Voltando ao meu exemplo: dá um puta trabalho. Quando eu acordava, passava cerca de uma hora limpando o Areias de secreção, sangue, crostas de secreção seca etc. E mais algumas vezes durante o dia, porque quando eu terminava de limpar, a secreção continuava saindo, o trabalho não terminava. Passava pano no chão diariamente, para limpar a secreção que caía e secava, e se ficasse por um tempinho a mais, entranhava e eu tinha que esfregar com as duas mãos para sair. E essa secreção tinha um cheiro - que, por vezes, dava até onda. Quer ter um animal e não ter trabalho? Compre (aí pode até comprar mesmo) um de pelúcia.

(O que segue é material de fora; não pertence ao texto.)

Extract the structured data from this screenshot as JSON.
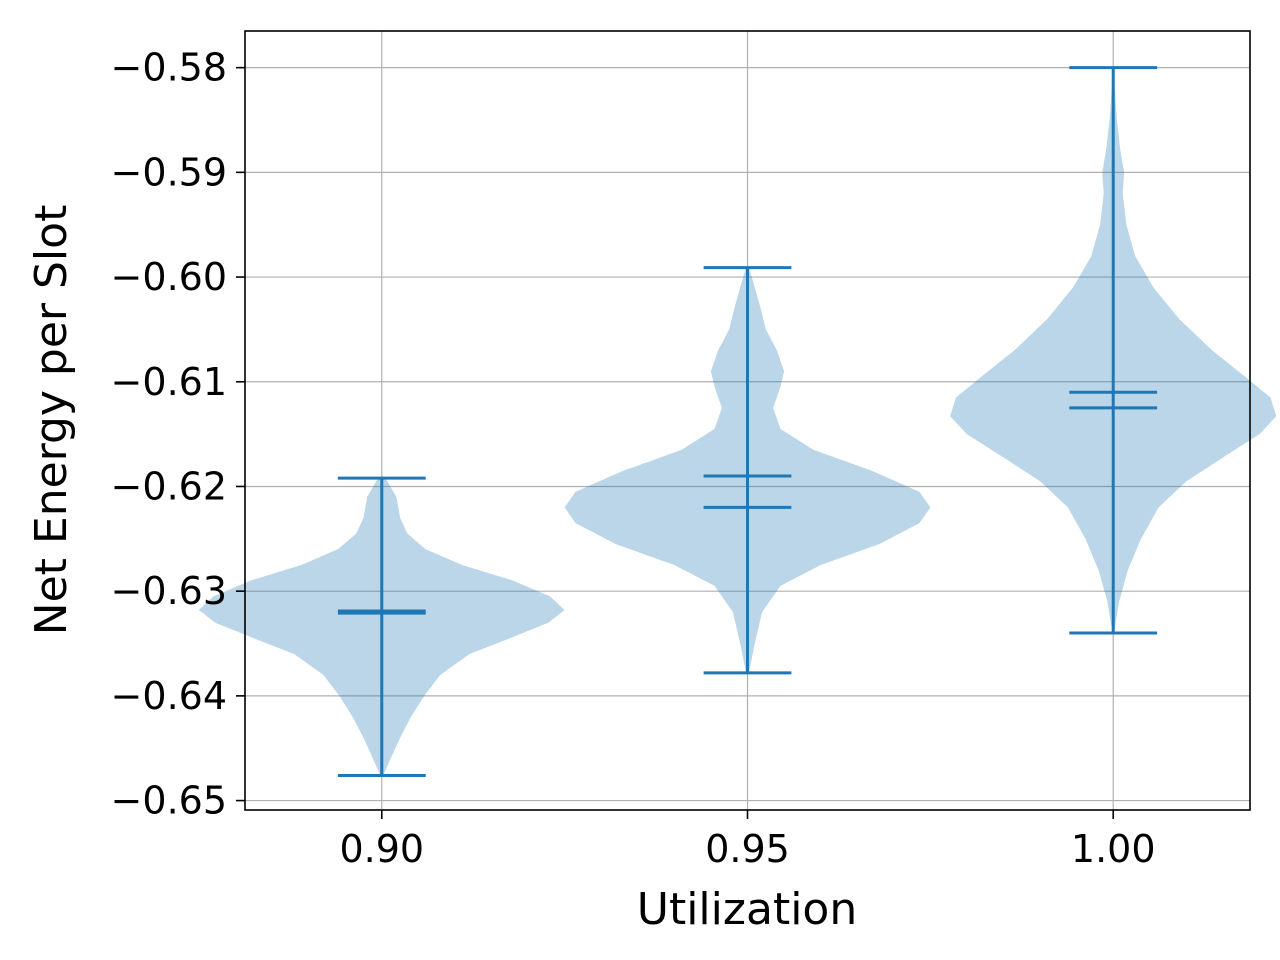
{
  "chart_data": {
    "type": "violin",
    "xlabel": "Utilization",
    "ylabel": "Net Energy per Slot",
    "x_ticks": [
      "0.90",
      "0.95",
      "1.00"
    ],
    "y_ticks": [
      "−0.58",
      "−0.59",
      "−0.60",
      "−0.61",
      "−0.62",
      "−0.63",
      "−0.64",
      "−0.65"
    ],
    "y_tick_values": [
      -0.58,
      -0.59,
      -0.6,
      -0.61,
      -0.62,
      -0.63,
      -0.64,
      -0.65
    ],
    "xlim": [
      0.8813,
      1.0187
    ],
    "ylim": [
      -0.6509,
      -0.5765
    ],
    "grid": true,
    "violins": [
      {
        "x": 0.9,
        "min": -0.6476,
        "max": -0.6192,
        "mean": -0.6319,
        "median": -0.6321,
        "density": [
          [
            -0.6476,
            0.0002
          ],
          [
            -0.646,
            0.0012
          ],
          [
            -0.644,
            0.0025
          ],
          [
            -0.642,
            0.004
          ],
          [
            -0.64,
            0.0058
          ],
          [
            -0.638,
            0.008
          ],
          [
            -0.636,
            0.012
          ],
          [
            -0.6345,
            0.0175
          ],
          [
            -0.633,
            0.0228
          ],
          [
            -0.6318,
            0.025
          ],
          [
            -0.6305,
            0.023
          ],
          [
            -0.629,
            0.018
          ],
          [
            -0.6275,
            0.011
          ],
          [
            -0.626,
            0.006
          ],
          [
            -0.6245,
            0.0035
          ],
          [
            -0.623,
            0.0025
          ],
          [
            -0.621,
            0.002
          ],
          [
            -0.6192,
            0.0005
          ]
        ]
      },
      {
        "x": 0.95,
        "min": -0.6378,
        "max": -0.5991,
        "mean": -0.619,
        "median": -0.622,
        "density": [
          [
            -0.6378,
            0.0002
          ],
          [
            -0.635,
            0.001
          ],
          [
            -0.632,
            0.002
          ],
          [
            -0.6295,
            0.0045
          ],
          [
            -0.6275,
            0.01
          ],
          [
            -0.6255,
            0.018
          ],
          [
            -0.6235,
            0.0235
          ],
          [
            -0.622,
            0.025
          ],
          [
            -0.6205,
            0.0235
          ],
          [
            -0.6185,
            0.017
          ],
          [
            -0.6165,
            0.009
          ],
          [
            -0.6145,
            0.0045
          ],
          [
            -0.6125,
            0.0035
          ],
          [
            -0.6105,
            0.0045
          ],
          [
            -0.609,
            0.005
          ],
          [
            -0.607,
            0.004
          ],
          [
            -0.605,
            0.0025
          ],
          [
            -0.603,
            0.0018
          ],
          [
            -0.601,
            0.001
          ],
          [
            -0.5991,
            0.0002
          ]
        ]
      },
      {
        "x": 1.0,
        "min": -0.634,
        "max": -0.58,
        "mean": -0.611,
        "median": -0.6125,
        "density": [
          [
            -0.634,
            0.0001
          ],
          [
            -0.631,
            0.0008
          ],
          [
            -0.628,
            0.002
          ],
          [
            -0.625,
            0.0038
          ],
          [
            -0.622,
            0.0062
          ],
          [
            -0.6195,
            0.01
          ],
          [
            -0.617,
            0.0155
          ],
          [
            -0.615,
            0.02
          ],
          [
            -0.6133,
            0.0223
          ],
          [
            -0.6115,
            0.0215
          ],
          [
            -0.6095,
            0.018
          ],
          [
            -0.607,
            0.0135
          ],
          [
            -0.604,
            0.009
          ],
          [
            -0.601,
            0.0055
          ],
          [
            -0.598,
            0.003
          ],
          [
            -0.595,
            0.0018
          ],
          [
            -0.592,
            0.0013
          ],
          [
            -0.59,
            0.0015
          ],
          [
            -0.588,
            0.001
          ],
          [
            -0.585,
            0.0005
          ],
          [
            -0.582,
            0.0002
          ],
          [
            -0.58,
            0.0001
          ]
        ]
      }
    ],
    "colors": {
      "line": "#1f77b4",
      "body": "#1f77b4",
      "grid": "#b0b0b0",
      "axis": "#000000",
      "background": "#ffffff"
    }
  }
}
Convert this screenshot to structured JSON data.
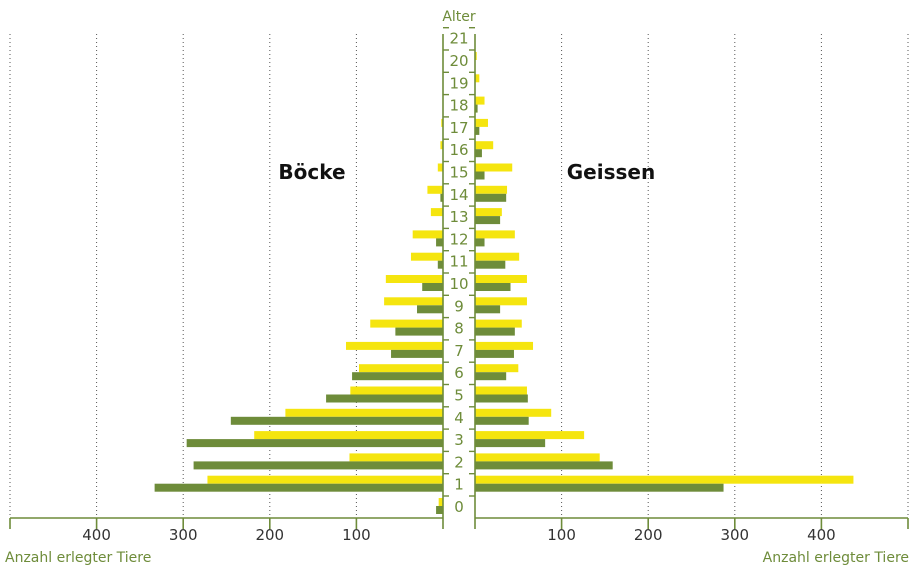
{
  "chart_data": {
    "type": "bar",
    "subtype": "population-pyramid",
    "center_axis_label": "Alter",
    "categories": [
      "0",
      "1",
      "2",
      "3",
      "4",
      "5",
      "6",
      "7",
      "8",
      "9",
      "10",
      "11",
      "12",
      "13",
      "14",
      "15",
      "16",
      "17",
      "18",
      "19",
      "20",
      "21"
    ],
    "left_panel_label": "Böcke",
    "right_panel_label": "Geissen",
    "xlabel_left": "Anzahl erlegter Tiere",
    "xlabel_right": "Anzahl erlegter Tiere",
    "x_ticks": [
      100,
      200,
      300,
      400
    ],
    "xlim": [
      0,
      500
    ],
    "grid": true,
    "colors": {
      "yellow": "#f5e50f",
      "green": "#6e8c3a",
      "axis": "#6e8c3a"
    },
    "series": [
      {
        "color": "yellow",
        "side": "left",
        "values": [
          5,
          272,
          108,
          218,
          182,
          107,
          97,
          112,
          84,
          68,
          66,
          37,
          35,
          14,
          18,
          6,
          3,
          2,
          0,
          0,
          0,
          0
        ]
      },
      {
        "color": "green",
        "side": "left",
        "values": [
          8,
          333,
          288,
          296,
          245,
          135,
          105,
          60,
          55,
          30,
          24,
          6,
          8,
          0,
          3,
          0,
          0,
          0,
          0,
          0,
          0,
          0
        ]
      },
      {
        "color": "yellow",
        "side": "right",
        "values": [
          0,
          437,
          144,
          126,
          88,
          60,
          50,
          67,
          54,
          60,
          60,
          51,
          46,
          31,
          37,
          43,
          21,
          15,
          11,
          5,
          2,
          0
        ]
      },
      {
        "color": "green",
        "side": "right",
        "values": [
          0,
          287,
          159,
          81,
          62,
          61,
          36,
          45,
          46,
          29,
          41,
          35,
          11,
          29,
          36,
          11,
          8,
          5,
          3,
          0,
          0,
          0
        ]
      }
    ]
  }
}
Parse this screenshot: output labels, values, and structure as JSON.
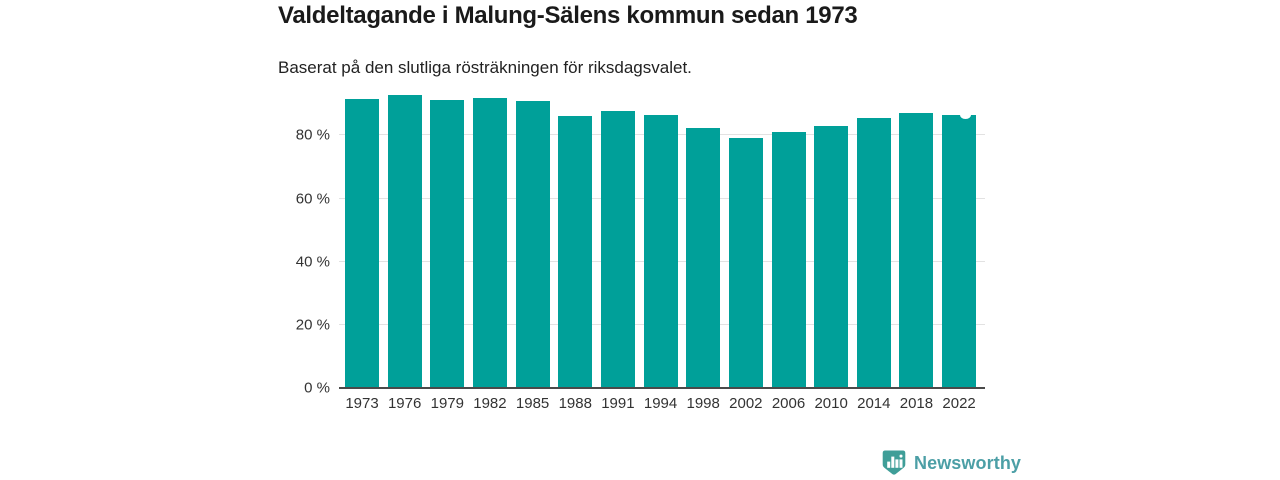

A despeito do aspecto de sua cara, deformada e com buracos feitos pelo tumor (a foto acima, uma das últimas dele, tirei para mostrar à veterinária como estava o mais recente buraco), exames veterinários indicavam que ele não sentia dor, e eu via como ele estava sempre feliz, abanando o rabo, pedindo carinho, se alimentando bem (e ficava feliz da vida e abanava o rabo freneticamente quando ganhava o bifinho-veggie-complex-superpremium-gourmet-de-sabor-inigualável), curtindo nossos rolês pelo quarteirão, se esfregando na plantinha que ele gostava, até seu último dia. E se ele resistiu tanto é porque não queria morrer, e se não queria morrer, é porque estava realmente feliz com a vidinha que tínhamos. Muitas pessoas, porém, já o teriam colocado para dormir na primeira ferida que surgiu, pois só teriam enxergado o “trabalho que dá” e não dariam importância ao fato maior da enorme energia vital e alegria que ele tinha – e compartilhava. Se você adotar um animal e ele também tiver uma doença terminal, faça o inverso: encare firme todo o trabalho que dá e valorize apenas o amor que o bicho dá em retorno.
E, claro, você sempre pode adotar um animal já doente, deficiente ou idoso. Acredite: se você fizer isso, sua vida mudará tanto quanto a dele.
Veja abaixo o vídeo de quando pegamos o Areias em Areias. A foto que abre esta postagem é tirada daí, no momento em que dizem meu nome e ele olha exatamente para mim. Terá sido na verdade já ali que ele me adotou? Será que ele pensou: “Ah, então é de você que eu tenho que cuidar?”? Esse momento pode chegar para você, também. Adote! Adote um animal especial!
*Paulo Furstenau é jornalista voluntário da Associação Natureza em Forma
Cara... Que história linda. Me identifiquei em muitas partes.
ResponderExcluirTenho uma cachorrinha, também de resgate, que ha um ano fomos contempladas com uma doença rara. Ela tem seus picos e nunca vai sarar. Nesse momento, está aqui deitada na cama comigo, roncando, e eu com insonia. Com trovões, só falta entrar na minha barriga.
Mas é minha vida! Ja gastei horrores com os tratamentos. Ja me despedi umas 3x, dizendo que ela já poderia ir embora, que a missão de me ensinar o amor já havia sido cumprida, para o dia seguinte ela amanhecer melhorzinha, me dando forças para continuar... Amigo, sei que não é fácil. Nem sei dizer quantas vezes me emocionei lendo a história de vocês. Só sei que diante de tantas adversidades, você é um abençoado por ter permitido que o Areias fizesse parte da sua vida. Muita luz em sua vida.